Hierna geven we een kort overzicht van de centrale bevindingen die we in dit
verkennende onderzoek naar publiek-private samenwerking (PPS) in maatschappelijke veiligheid doen. Deze bevindingen kunnen, indachtig het karakter van het onderzoek, naar de toekomst toe verder worden uitgewerkt en geconcretiseerd voor zowel publieke als private partijen in het maatschappelijk veiligheidsdomein en naar specifieke situaties en contexten.
We concluderen ten eerste dat de gebruikelijke modellen voor PPS (het concessie- en het alliantiemodel) ook naar de toekomst toe hun waarde behouden en bruikbaar zijn. Ook in het veiligheidsdomein is het prima voorstelbaar dat in de toekomst op basis van deze modellen wordt gewerkt. Wij denken daarbij, vrijelijk en voorbij de huidige
belemmeringen, bijvoorbeeld aan het via een contract of concessie uitbesteden van de veiligheid in een bepaalde wijk. Deze bekende modellen, waarmee uitgebreid ervaring is opgedaan, staan vernieuwing niet in de weg, ze zijn juist bruikbaar om nieuwe allianties en ideeën mee vorm te geven.
We concluderen ten tweede dat de gebruikelijke modellen voor PPS (het concessie- en het alliantiemodel) niet alle vormen van samenwerking tussen publieke en private partijen kunnen duiden. In ons huidige tijdsgewricht en mede als gevolg van de
bezuinigingen ontstaan initiatieven vaak buiten de overheid, zonder dat de overheid daar weet van heeft. Veiligheid is ook lang niet altijd het hoofddoel. In zoverre is er naar onze mening sprake van een derde richting, die andere kenmerken heeft dan de beide andere richtingen: meer toevallig, minder gericht en niet afhankelijk van de overheid.
We concluderen ten derde dat zich in die derde richting allerlei verschillende initiatieven voordoen.

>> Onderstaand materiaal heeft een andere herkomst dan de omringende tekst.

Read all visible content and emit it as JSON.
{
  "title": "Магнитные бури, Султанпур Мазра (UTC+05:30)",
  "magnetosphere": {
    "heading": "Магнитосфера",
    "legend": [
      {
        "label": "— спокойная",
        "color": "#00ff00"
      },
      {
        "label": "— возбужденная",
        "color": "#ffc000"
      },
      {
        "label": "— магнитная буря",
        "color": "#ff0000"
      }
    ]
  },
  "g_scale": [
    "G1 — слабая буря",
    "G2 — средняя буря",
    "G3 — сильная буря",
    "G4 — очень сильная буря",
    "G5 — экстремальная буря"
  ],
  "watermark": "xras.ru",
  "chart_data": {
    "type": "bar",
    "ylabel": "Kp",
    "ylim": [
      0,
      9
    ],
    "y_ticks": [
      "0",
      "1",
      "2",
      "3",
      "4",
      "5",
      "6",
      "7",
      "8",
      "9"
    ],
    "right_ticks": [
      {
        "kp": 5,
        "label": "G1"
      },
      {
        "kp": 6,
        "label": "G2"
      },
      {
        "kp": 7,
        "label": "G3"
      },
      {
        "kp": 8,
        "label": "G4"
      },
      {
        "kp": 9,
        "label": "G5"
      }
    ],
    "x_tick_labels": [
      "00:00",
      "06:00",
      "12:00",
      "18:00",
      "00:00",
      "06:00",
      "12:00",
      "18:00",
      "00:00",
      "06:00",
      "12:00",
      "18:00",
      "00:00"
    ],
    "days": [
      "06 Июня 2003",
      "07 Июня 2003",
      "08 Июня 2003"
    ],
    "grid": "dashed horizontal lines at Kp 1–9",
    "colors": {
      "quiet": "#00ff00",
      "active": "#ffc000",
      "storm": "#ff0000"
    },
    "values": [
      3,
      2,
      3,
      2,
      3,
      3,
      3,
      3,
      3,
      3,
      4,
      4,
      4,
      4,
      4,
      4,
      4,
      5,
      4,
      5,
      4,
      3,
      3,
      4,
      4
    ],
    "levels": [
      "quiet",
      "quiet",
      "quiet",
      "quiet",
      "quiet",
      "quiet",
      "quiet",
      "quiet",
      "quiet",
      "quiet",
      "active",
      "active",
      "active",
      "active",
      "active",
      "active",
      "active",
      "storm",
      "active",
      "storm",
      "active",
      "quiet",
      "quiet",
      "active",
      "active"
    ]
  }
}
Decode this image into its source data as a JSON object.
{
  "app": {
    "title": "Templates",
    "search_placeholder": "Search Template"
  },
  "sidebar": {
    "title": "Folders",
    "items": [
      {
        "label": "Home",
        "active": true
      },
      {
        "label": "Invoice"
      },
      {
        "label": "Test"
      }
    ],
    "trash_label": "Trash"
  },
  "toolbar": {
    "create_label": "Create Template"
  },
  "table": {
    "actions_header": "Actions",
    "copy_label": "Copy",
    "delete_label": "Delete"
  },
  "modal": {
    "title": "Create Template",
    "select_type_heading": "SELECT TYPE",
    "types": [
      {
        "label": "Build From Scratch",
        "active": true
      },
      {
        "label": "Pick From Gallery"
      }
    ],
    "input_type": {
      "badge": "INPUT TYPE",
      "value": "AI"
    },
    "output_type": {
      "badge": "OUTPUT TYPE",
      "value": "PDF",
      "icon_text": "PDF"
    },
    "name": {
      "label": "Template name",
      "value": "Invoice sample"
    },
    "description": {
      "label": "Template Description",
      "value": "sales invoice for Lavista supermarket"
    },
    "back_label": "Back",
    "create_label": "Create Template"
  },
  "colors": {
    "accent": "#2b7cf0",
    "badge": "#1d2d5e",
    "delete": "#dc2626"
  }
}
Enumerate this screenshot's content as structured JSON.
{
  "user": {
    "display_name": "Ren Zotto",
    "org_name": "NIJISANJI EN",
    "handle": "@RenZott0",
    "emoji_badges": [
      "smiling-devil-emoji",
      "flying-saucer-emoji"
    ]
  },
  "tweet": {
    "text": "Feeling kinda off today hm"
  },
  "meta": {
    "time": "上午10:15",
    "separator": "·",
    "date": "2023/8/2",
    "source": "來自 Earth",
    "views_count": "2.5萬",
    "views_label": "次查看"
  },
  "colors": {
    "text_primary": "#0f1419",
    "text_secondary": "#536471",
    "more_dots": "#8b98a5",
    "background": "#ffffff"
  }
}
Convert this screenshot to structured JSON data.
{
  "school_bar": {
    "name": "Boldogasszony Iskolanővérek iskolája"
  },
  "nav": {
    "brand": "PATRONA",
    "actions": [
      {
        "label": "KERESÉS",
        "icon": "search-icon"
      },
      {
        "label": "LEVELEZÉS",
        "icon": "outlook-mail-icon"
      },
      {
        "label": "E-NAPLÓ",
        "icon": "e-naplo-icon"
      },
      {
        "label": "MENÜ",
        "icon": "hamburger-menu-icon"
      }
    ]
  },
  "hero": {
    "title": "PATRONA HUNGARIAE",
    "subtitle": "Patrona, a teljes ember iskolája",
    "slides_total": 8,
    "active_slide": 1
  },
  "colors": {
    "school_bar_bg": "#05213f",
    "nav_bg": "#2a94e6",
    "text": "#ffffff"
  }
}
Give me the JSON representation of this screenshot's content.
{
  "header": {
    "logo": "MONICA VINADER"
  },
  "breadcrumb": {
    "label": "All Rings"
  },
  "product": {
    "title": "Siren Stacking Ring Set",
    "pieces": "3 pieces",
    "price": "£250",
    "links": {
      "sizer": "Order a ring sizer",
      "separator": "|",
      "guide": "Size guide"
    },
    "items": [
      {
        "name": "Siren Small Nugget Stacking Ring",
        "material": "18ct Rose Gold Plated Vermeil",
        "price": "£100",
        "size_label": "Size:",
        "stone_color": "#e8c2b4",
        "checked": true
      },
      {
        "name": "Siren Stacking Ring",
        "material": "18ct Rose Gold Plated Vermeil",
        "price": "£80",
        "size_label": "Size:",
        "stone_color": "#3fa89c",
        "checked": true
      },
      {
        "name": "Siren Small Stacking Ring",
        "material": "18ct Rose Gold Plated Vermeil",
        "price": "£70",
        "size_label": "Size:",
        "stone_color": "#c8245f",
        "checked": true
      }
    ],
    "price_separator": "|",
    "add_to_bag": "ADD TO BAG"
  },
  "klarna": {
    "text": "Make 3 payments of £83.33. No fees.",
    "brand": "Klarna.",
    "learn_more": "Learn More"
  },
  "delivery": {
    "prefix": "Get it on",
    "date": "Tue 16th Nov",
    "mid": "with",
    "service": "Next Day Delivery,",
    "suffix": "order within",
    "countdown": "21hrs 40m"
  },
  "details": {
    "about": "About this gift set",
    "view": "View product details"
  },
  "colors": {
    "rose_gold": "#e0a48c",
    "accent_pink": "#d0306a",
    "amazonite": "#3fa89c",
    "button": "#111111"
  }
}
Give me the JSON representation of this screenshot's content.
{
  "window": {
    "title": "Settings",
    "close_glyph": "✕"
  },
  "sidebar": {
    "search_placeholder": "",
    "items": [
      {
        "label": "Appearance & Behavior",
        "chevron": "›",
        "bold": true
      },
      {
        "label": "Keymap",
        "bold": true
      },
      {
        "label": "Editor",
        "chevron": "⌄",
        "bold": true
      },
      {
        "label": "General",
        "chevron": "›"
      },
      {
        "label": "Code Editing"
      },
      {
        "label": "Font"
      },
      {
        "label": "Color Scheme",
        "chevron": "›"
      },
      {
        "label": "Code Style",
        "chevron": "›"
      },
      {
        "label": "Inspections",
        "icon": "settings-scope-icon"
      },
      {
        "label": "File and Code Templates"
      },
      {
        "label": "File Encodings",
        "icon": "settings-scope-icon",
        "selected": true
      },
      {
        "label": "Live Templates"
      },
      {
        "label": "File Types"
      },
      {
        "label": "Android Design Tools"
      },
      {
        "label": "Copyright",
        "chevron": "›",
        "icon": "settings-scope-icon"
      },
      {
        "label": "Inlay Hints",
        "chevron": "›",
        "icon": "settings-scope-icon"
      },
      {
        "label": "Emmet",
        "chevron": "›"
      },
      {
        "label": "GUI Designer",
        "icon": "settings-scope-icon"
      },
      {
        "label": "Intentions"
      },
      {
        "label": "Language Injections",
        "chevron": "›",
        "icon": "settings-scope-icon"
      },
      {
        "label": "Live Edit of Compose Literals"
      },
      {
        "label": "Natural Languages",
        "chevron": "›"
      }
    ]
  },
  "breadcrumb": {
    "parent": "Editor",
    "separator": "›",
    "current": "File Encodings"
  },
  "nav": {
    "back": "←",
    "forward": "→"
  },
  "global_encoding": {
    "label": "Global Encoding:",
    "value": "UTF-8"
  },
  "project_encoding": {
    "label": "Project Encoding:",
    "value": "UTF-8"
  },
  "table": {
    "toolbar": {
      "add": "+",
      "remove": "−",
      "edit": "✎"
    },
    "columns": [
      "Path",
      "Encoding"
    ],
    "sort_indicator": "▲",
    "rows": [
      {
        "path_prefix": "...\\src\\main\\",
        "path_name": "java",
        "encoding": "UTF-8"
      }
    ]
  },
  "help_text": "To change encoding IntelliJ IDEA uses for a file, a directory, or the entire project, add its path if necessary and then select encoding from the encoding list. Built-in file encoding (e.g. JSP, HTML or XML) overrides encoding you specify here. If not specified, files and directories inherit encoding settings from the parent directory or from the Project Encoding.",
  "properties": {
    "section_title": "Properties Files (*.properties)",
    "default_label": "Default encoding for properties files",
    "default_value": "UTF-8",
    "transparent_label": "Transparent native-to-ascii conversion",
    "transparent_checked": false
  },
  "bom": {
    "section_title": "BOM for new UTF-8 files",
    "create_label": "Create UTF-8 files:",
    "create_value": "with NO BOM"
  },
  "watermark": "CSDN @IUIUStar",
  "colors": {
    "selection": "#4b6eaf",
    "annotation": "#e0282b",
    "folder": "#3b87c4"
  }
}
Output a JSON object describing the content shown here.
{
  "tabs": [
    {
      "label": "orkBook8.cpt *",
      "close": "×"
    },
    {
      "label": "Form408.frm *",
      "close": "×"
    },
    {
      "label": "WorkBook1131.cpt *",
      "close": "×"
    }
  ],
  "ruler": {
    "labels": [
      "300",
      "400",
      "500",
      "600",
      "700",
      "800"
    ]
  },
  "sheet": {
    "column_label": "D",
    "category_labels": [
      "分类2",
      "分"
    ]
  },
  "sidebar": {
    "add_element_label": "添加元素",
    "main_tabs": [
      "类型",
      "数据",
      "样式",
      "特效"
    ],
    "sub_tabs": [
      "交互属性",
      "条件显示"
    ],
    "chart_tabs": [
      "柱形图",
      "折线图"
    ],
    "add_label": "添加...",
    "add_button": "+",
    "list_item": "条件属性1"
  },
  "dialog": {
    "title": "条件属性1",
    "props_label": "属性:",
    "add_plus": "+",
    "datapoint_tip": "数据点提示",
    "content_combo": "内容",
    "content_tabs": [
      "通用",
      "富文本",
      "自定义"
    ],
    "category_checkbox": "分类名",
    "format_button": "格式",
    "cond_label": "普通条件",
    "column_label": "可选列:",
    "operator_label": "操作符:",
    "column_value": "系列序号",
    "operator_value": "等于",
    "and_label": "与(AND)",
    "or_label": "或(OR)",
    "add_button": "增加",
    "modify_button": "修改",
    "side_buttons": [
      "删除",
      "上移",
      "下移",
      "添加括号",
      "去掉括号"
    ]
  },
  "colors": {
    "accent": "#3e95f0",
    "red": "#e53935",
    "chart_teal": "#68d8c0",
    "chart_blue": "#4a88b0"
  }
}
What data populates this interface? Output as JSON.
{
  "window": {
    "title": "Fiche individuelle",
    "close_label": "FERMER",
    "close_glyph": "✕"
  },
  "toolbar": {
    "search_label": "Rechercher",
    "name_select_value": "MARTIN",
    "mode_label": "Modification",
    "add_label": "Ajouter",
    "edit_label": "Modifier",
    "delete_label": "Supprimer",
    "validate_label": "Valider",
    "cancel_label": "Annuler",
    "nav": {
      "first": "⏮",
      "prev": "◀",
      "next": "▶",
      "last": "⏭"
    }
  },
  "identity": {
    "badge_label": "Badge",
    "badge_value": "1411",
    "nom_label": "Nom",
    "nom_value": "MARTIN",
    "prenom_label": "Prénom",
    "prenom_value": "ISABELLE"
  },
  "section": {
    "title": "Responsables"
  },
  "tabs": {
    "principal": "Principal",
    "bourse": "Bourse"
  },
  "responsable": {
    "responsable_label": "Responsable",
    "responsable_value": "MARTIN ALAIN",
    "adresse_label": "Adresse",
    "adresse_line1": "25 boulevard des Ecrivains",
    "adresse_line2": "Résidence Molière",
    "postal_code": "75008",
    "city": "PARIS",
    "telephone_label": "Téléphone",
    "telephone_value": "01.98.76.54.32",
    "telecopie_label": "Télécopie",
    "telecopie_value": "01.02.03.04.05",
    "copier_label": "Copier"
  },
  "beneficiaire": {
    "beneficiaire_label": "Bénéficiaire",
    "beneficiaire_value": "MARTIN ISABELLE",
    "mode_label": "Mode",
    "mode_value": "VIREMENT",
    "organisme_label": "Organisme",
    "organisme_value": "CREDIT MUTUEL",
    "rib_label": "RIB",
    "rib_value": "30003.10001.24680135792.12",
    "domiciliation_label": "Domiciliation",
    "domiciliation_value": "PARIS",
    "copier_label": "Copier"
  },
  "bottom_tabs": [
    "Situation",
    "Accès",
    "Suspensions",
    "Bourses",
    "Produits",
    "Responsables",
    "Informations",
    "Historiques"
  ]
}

Of beter gezegd dat we allerlei initiatieven tot die derde richting kunnen rekenen en dat daarin tot op zekere hoogte voor het veiligheidsdomein relevante indelingen te maken zijn. We onderscheiden:
1. Veiligheid als kernactiviteit. Private partijen bewegen zich op het vlak van publiek en nemen daar taken op zich die we voorheen tot de publieke verantwoordelijkheid gerekend zouden hebben.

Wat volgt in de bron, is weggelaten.